You are given a 2D integer array intervals where intervals[i] = [starti, endi] represents all the integers from starti to endi inclusively.

A containing set is an array nums where each interval from intervals has at least two integers in nums.

• For example, if intervals = [[1,3], [3,7], [8,9]], then [1,2,4,7,8,9] and [2,3,4,8,9] are containing sets.

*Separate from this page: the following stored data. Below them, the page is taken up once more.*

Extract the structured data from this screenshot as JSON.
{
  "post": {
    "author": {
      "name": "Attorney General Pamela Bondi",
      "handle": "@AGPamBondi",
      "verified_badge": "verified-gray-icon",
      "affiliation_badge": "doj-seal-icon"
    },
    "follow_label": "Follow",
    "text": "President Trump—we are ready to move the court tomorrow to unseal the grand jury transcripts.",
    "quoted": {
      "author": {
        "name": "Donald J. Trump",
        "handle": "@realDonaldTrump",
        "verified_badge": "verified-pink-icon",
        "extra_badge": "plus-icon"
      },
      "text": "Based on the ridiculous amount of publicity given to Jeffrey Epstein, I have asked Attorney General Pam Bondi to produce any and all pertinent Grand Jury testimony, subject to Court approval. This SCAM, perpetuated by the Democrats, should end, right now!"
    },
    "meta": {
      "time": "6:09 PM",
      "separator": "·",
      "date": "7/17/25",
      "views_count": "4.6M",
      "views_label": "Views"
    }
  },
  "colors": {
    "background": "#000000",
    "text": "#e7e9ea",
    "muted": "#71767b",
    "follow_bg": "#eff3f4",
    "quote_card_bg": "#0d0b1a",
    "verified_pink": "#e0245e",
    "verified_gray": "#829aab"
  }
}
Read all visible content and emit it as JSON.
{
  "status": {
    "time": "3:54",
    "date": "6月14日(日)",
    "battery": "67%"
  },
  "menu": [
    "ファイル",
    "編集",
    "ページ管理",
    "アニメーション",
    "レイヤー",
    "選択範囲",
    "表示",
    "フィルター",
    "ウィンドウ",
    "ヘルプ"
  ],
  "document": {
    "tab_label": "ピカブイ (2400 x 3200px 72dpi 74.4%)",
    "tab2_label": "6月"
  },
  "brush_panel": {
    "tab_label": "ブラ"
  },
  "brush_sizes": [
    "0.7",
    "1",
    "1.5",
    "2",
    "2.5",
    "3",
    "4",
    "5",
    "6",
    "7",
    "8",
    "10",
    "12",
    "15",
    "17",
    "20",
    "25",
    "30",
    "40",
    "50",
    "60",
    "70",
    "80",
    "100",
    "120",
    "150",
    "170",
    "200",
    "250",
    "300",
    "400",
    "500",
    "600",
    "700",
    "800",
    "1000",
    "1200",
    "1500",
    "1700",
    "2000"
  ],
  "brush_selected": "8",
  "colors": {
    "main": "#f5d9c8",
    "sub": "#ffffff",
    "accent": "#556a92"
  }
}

Return _the minimum possible size of a containing set_.

 

Example 1:

Input: intervals = [[1,3],[3,7],[8,9]]
Output: 5
Explanation: let nums = [2, 3, 4, 8, 9].
It can be shown that there cannot be any containing array of size 4.

Example 2:

Input: intervals = [[1,3],[1,4],[2,5],[3,5]]
Output: 3
Explanation: let nums = [2, 3, 4].
It can be shown that there cannot be any containing array of size 2.

Example 3:

Input: intervals = [[1,2],[2,3],[2,4],[4,5]]
Output: 5
Explanation: let nums = [1, 2, 3, 4, 5].
It can be shown that there cannot be any containing array of size 4.

 

Constraints:

• 1 <= intervals.length <= 3000
• intervals[i].length == 2
• 0 <= starti < endi <= 108

Solutions

Solution 1

class Solution:
  def intersectionSizeTwo(self, intervals: List[List[int]]) -> int:
    intervals.sort(key=lambda x: (x[1], -x[0]))
    s = e = -1
    ans = 0
    for a, b in intervals:
      if a <= s:
        continue
      if a > e:
        ans += 2
        s, e = b - 1, b
      else:
        ans += 1
        s, e = e, b
    return ans

class Solution {
  public int intersectionSizeTwo(int[][] intervals) {
    Arrays.sort(intervals, (a, b) -> a[1] == b[1] ? b[0] - a[0] : a[1] - b[1]);
    int ans = 0;
    int s = -1, e = -1;
    for (int[] v : intervals) {
      int a = v[0], b = v[1];
      if (a <= s) {
        continue;
      }
      if (a > e) {
        ans += 2;
        s = b - 1;
        e = b;
      } else {
        ans += 1;
        s = e;
        e = b;
      }
    }
    return ans;
  }
}

class Solution {
public:
  int intersectionSizeTwo(vector<vector<int>>& intervals) {
    sort(intervals.begin(), intervals.end(), [&](vector<int>& a, vector<int>& b) {
      return a[1] == b[1] ? a[0] > b[0] : a[1] < b[1];
    });
    int ans = 0;
    int s = -1, e = -1;
    for (auto& v : intervals) {
      int a = v[0], b = v[1];
      if (a <= s) continue;
      if (a > e) {
        ans += 2;
        s = b - 1;
        e = b;
      } else {
        ans += 1;
        s = e;
        e = b;
      }
    }
    return ans;
  }
};

func intersectionSizeTwo(intervals [][]int) int {
  sort.Slice(intervals, func(i, j int) bool {
    a, b := intervals[i], intervals[j]
    if a[1] == b[1] {
      return a[0] > b[0]
    }
    return a[1] < b[1]
  })
  ans := 0
  s, e := -1, -1
  for _, v := range intervals {
    a, b := v[0], v[1]
    if a <= s {
      continue
    }
    if a > e {
      ans += 2
      s, e = b-1, b
    } else {
      ans += 1
      s, e = e, b
    }
  }
  return ans
}